JAKARTA, KOMPAS.com - Pemerintah menerbitkan Surat Keputusan Bersama (SKB) 11 menteri tentang penanganan radikalisme pada Aparatur Sipil Negara (ASN) sejak pertengahan November 2019.
Ada enam menteri yang ikut di dalamnya yaitu, Menteri Pendayagunaan Aparatur Negara dan Reformasi Birokrasi, Menteri Dalam Negeri, Menteri Hukum dan HAM, Menteri Agama, Menteri Pendidikan dan Kebudayaan, dan Menteri Komunikasi dan Informatika.
Selain itu SKB juga melibatkan Badan Intelijen Negara (BIN), Badan Nasional Penanggulangan Terorisme (BNPT), Badan Kepegawaian Negara (BKN), Badan Pembinaan Ideologi Pancasila (BPIP), dan Komisi Aparatur Sipil Negara.
Salah satu poin yang tak boleh dilanggar ASN adalah memberikan pendapat lisan maupun tulisan di media sosial yang bermuatan ujaran kebencian terhadap Pancasila, UUD 1945, Bhinneka Tunggal Ika, NKRI, dan pemerintah.
Baca juga: Istana Ingatkan, Ada Aturan Main jika ASN Ingin Kritik Pemerintah
Artinya, pemerintah memiliki perhatian yang serius terhadap para ASN agar tak mudah terpapar radikalisme dan menyebarkan ujaran kebencian.
Namun, penerapan SKB 11 menteri ini perlu dilakukan dengan berhati-hati dan memiliki tolak ukur yang tepat.
SKB 11 menteri ini dikritik oleh DPR baik dari fraksi partai pendukung dan di luar pemerintah, karena dianggap bertentangan dengan semangat reformasi yang terus dinyalakan oleh Presiden Joko Widodo.
Partai Gerindra menilai, SKB 11 menteri kurang tepat bagi demokrasi, terutama kebebasan berpendapat dan kebebasan menentukan sikap dalam pemerintahan Joko Widodo-Ma'ruf.
Ketua DPP Partai Partai Gerindra Sodik Mujahid mengatakan, terbitnya SKB 11 menteri seperti menuju pada kemunduran dalam pemerintahan Jokowi-Ma'ruf.
"Ini sesuatu yang harus kita waspadai.

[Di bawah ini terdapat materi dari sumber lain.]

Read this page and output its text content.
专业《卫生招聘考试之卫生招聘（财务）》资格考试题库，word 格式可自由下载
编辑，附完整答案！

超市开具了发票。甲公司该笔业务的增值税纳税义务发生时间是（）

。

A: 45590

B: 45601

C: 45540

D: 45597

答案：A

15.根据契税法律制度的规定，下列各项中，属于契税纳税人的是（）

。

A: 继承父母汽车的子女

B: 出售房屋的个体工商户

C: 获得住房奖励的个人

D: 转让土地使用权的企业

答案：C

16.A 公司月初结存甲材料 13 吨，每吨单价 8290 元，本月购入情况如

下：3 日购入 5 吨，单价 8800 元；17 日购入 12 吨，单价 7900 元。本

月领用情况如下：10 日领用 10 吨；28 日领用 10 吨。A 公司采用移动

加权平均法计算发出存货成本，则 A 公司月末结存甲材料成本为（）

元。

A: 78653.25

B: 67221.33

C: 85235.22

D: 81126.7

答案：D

Sebuah kemunduran dari rezim ini menuju ke rezim yang selama ini dengan yang katanya kita gulingkan," kata Sodik di Kompleks Parlemen, Senayan, Jakarta, Senin (25/11/2019).

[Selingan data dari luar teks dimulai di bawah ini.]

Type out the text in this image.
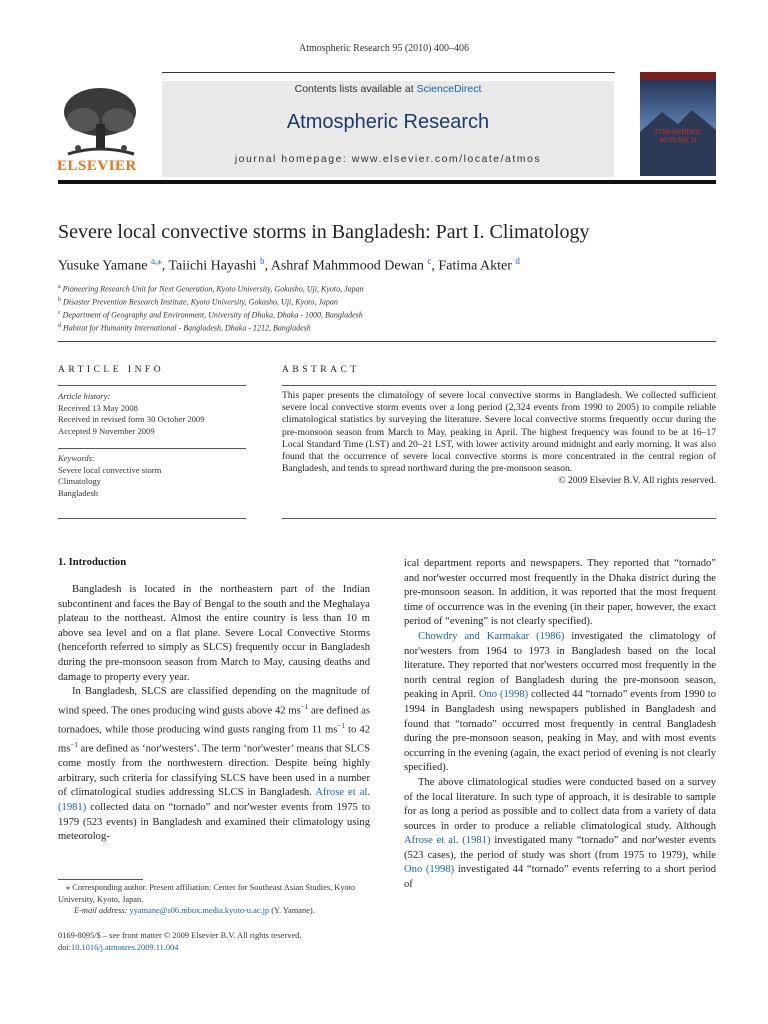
Atmospheric Research 95 (2010) 400–406
ELSEVIER
Contents lists available at ScienceDirect
Atmospheric Research
journal homepage: www.elsevier.com/locate/atmos
ATMOSPHERIC
RESEARCH
Severe local convective storms in Bangladesh: Part I. Climatology
Yusuke Yamane $^{a,⁎}$, Taiichi Hayashi $^b$, Ashraf Mahmmood Dewan $^c$, Fatima Akter $^d$
$^a$ Pioneering Research Unit for Next Generation, Kyoto University, Gokasho, Uji, Kyoto, Japan
$^b$ Disaster Prevention Research Institute, Kyoto University, Gokasho, Uji, Kyoto, Japan
$^c$ Department of Geography and Environment, University of Dhaka, Dhaka - 1000, Bangladesh
$^d$ Habitat for Humanity International - Bangladesh, Dhaka - 1212, Bangladesh
ARTICLE INFO
Article history:
Received 13 May 2008
Received in revised form 30 October 2009
Accepted 9 November 2009
Keywords:
Severe local convective storm
Climatology
Bangladesh
ABSTRACT
This paper presents the climatology of severe local convective storms in Bangladesh. We collected sufficient severe local convective storm events over a long period (2,324 events from 1990 to 2005) to compile reliable climatological statistics by surveying the literature. Severe local convective storms frequently occur during the pre-monsoon season from March to May, peaking in April. The highest frequency was found to be at 16–17 Local Standard Time (LST) and 20–21 LST, with lower activity around midnight and early morning. It was also found that the occurrence of severe local convective storms is more concentrated in the central region of Bangladesh, and tends to spread northward during the pre-monsoon season.
© 2009 Elsevier B.V. All rights reserved.
1. Introduction

Bangladesh is located in the northeastern part of the Indian subcontinent and faces the Bay of Bengal to the south and the Meghalaya plateau to the northeast. Almost the entire country is less than 10 m above sea level and on a flat plane. Severe Local Convective Storms (henceforth referred to simply as SLCS) frequently occur in Bangladesh during the pre-monsoon season from March to May, causing deaths and damage to property every year.

In Bangladesh, SLCS are classified depending on the magnitude of wind speed. The ones producing wind gusts above 42 $ms^{-1}$ are defined as tornadoes, while those producing wind gusts ranging from 11 $ms^{-1}$ to 42 $ms^{-1}$ are defined as ‘nor'westers’. The term ‘nor'wester’ means that SLCS come mostly from the northwestern direction. Despite being highly arbitrary, such criteria for classifying SLCS have been used in a number of climatological studies addressing SLCS in Bangladesh. Afrose et al. (1981) collected data on “tornado” and nor'wester events from 1975 to 1979 (523 events) in Bangladesh and examined their climatology using meteorolog-

ical department reports and newspapers. They reported that “tornado” and nor'wester occurred most frequently in the Dhaka district during the pre-monsoon season. In addition, it was reported that the most frequent time of occurrence was in the evening (in their paper, however, the exact period of “evening” is not clearly specified).

Chowdry and Karmakar (1986) investigated the climatology of nor'westers from 1964 to 1973 in Bangladesh based on the local literature. They reported that nor'westers occurred most frequently in the north central region of Bangladesh during the pre-monsoon season, peaking in April. Ono (1998) collected 44 “tornado” events from 1990 to 1994 in Bangladesh using newspapers published in Bangladesh and found that “tornado” occurred most frequently in central Bangladesh during the pre-monsoon season, peaking in May, and with most events occurring in the evening (again, the exact period of evening is not clearly specified).

The above climatological studies were conducted based on a survey of the local literature. In such type of approach, it is desirable to sample for as long a period as possible and to collect data from a variety of data sources in order to produce a reliable climatological study. Although Afrose et al. (1981) investigated many “tornado” and nor'wester events (523 cases), the period of study was short (from 1975 to 1979), while Ono (1998) investigated 44 “tornado” events referring to a short period of

⁎ Corresponding author. Present affiliation: Center for Southeast Asian Studies, Kyoto University, Kyoto, Japan.
E-mail address: yyamane@s06.mbox.media.kyoto-u.ac.jp (Y. Yamane).
0169-8095/$ – see front matter © 2009 Elsevier B.V. All rights reserved.
doi:10.1016/j.atmosres.2009.11.004
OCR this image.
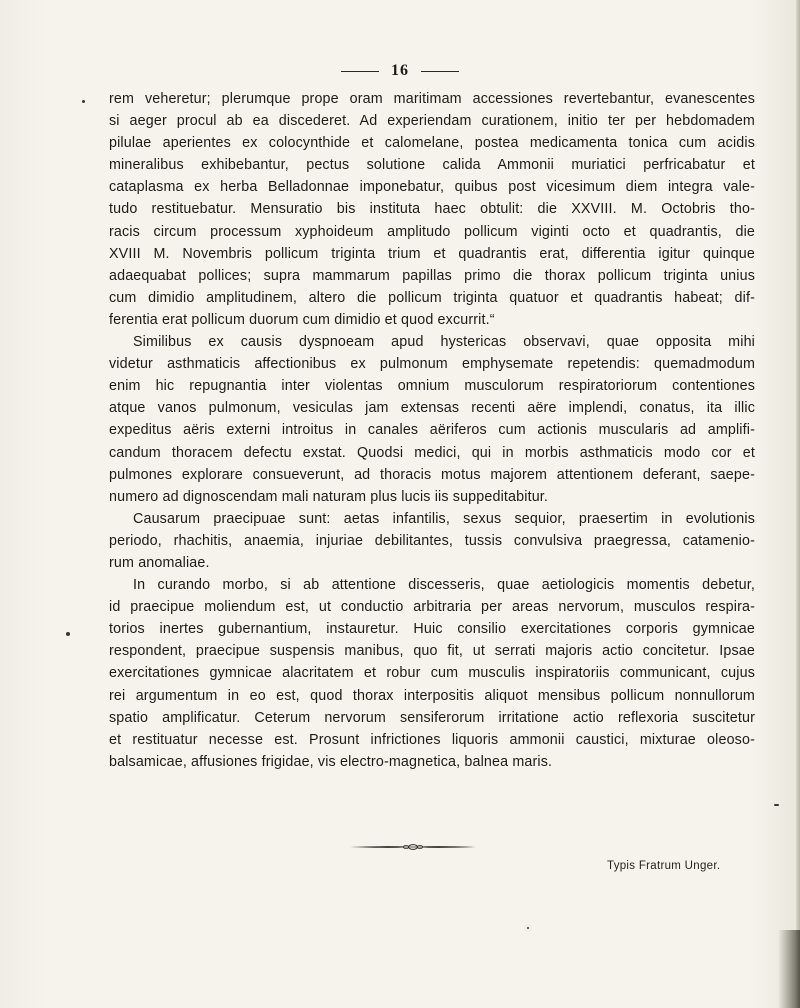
16
rem veheretur; plerumque prope oram maritimam accessiones revertebantur, evanescentes
si aeger procul ab ea discederet. Ad experiendam curationem, initio ter per hebdomadem
pilulae aperientes ex colocynthide et calomelane, postea medicamenta tonica cum acidis
mineralibus exhibebantur, pectus solutione calida Ammonii muriatici perfricabatur et
cataplasma ex herba Belladonnae imponebatur, quibus post vicesimum diem integra vale-
tudo restituebatur. Mensuratio bis instituta haec obtulit: die XXVIII. M. Octobris tho-
racis circum processum xyphoideum amplitudo pollicum viginti octo et quadrantis, die
XVIII M. Novembris pollicum triginta trium et quadrantis erat, differentia igitur quinque
adaequabat pollices; supra mammarum papillas primo die thorax pollicum triginta unius
cum dimidio amplitudinem, altero die pollicum triginta quatuor et quadrantis habeat; dif-
ferentia erat pollicum duorum cum dimidio et quod excurrit.“
Similibus ex causis dyspnoeam apud hystericas observavi, quae opposita mihi
videtur asthmaticis affectionibus ex pulmonum emphysemate repetendis: quemadmodum
enim hic repugnantia inter violentas omnium musculorum respiratoriorum contentiones
atque vanos pulmonum, vesiculas jam extensas recenti aëre implendi, conatus, ita illic
expeditus aëris externi introitus in canales aëriferos cum actionis muscularis ad amplifi-
candum thoracem defectu exstat. Quodsi medici, qui in morbis asthmaticis modo cor et
pulmones explorare consueverunt, ad thoracis motus majorem attentionem deferant, saepe-
numero ad dignoscendam mali naturam plus lucis iis suppeditabitur.
Causarum praecipuae sunt: aetas infantilis, sexus sequior, praesertim in evolutionis
periodo, rhachitis, anaemia, injuriae debilitantes, tussis convulsiva praegressa, catamenio-
rum anomaliae.
In curando morbo, si ab attentione discesseris, quae aetiologicis momentis debetur,
id praecipue moliendum est, ut conductio arbitraria per areas nervorum, musculos respira-
torios inertes gubernantium, instauretur. Huic consilio exercitationes corporis gymnicae
respondent, praecipue suspensis manibus, quo fit, ut serrati majoris actio concitetur. Ipsae
exercitationes gymnicae alacritatem et robur cum musculis inspiratoriis communicant, cujus
rei argumentum in eo est, quod thorax interpositis aliquot mensibus pollicum nonnullorum
spatio amplificatur. Ceterum nervorum sensiferorum irritatione actio reflexoria suscitetur
et restituatur necesse est. Prosunt infrictiones liquoris ammonii caustici, mixturae oleoso-
balsamicae, affusiones frigidae, vis electro-magnetica, balnea maris.
Typis Fratrum Unger.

Baca juga: Kritik Gerindra atas SKB 11 Menteri: Kemunduran Rezim...
Sodik memahami, peraturan tersebut untuk membentuk profesionalitas para ASN. Namun, kata dia, peraturan tersebut dapat menghambat kerja ASN.

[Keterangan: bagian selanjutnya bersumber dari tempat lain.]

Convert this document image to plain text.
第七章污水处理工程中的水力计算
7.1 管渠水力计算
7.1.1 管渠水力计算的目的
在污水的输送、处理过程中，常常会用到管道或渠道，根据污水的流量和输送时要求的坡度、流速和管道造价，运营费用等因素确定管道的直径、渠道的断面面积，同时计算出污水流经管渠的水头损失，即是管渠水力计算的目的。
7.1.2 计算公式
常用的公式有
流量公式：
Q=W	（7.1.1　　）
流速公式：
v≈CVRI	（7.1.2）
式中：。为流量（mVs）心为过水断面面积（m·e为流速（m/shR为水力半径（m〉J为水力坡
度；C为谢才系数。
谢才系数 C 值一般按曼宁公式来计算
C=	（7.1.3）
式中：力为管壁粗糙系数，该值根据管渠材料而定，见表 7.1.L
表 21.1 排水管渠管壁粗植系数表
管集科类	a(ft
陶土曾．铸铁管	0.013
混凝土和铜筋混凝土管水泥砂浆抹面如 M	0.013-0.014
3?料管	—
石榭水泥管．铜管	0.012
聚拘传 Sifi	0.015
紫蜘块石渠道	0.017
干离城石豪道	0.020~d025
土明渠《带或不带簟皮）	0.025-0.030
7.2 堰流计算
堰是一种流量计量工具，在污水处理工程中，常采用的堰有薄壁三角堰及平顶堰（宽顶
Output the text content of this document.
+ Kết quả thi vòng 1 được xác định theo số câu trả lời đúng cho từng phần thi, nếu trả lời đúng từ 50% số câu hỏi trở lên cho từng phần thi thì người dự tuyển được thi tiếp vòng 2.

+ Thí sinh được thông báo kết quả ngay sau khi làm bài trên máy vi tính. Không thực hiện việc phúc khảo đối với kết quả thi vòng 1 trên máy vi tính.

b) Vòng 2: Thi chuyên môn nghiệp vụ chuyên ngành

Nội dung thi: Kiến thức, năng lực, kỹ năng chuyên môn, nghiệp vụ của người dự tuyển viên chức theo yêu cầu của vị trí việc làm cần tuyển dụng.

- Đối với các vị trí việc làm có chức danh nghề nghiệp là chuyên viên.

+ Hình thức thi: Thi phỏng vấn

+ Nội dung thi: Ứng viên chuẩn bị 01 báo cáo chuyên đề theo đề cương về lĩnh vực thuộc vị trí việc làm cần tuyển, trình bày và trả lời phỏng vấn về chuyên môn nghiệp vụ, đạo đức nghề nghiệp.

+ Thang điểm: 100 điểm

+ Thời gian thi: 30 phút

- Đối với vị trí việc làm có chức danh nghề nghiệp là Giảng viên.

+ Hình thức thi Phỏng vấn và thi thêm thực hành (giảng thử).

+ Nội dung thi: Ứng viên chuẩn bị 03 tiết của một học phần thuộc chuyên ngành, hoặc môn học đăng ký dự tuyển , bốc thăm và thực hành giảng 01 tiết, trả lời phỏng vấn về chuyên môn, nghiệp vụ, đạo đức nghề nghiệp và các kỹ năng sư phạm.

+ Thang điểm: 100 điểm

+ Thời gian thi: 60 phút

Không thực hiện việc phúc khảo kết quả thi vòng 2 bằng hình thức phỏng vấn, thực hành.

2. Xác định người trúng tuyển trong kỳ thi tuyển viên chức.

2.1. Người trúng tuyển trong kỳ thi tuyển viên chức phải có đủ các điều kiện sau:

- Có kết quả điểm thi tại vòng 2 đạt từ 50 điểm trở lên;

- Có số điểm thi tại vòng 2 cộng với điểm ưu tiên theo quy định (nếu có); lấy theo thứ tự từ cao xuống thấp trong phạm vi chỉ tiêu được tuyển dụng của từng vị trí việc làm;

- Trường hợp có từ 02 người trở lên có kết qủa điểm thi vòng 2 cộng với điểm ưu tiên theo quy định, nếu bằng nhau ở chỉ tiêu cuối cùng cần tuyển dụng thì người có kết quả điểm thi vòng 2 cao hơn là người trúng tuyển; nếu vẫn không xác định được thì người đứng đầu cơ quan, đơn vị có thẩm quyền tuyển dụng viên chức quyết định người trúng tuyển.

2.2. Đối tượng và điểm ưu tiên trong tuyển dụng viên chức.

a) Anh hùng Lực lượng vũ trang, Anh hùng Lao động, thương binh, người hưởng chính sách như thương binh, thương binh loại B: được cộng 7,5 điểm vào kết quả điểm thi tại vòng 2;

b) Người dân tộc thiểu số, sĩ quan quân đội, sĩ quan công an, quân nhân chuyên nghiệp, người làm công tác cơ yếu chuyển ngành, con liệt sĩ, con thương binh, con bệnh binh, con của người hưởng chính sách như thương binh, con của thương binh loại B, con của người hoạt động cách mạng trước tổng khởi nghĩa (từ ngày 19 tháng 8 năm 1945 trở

Selain itu, Sodik mengatakan, pemerintah tak perlu membuat peraturan tersebut di lembaga informal. Sebaiknya, kata dia, pemerintah melakukan penguatan pada kinerja intelijen.
"Ini sebuah tindakan represif ya saya kira. Seharusnya tidak usah dengan kelembagaan formal ini. Cukup dengan penguatan intelijen, cukup dengan penguatan aparat keamanan," ujar dia.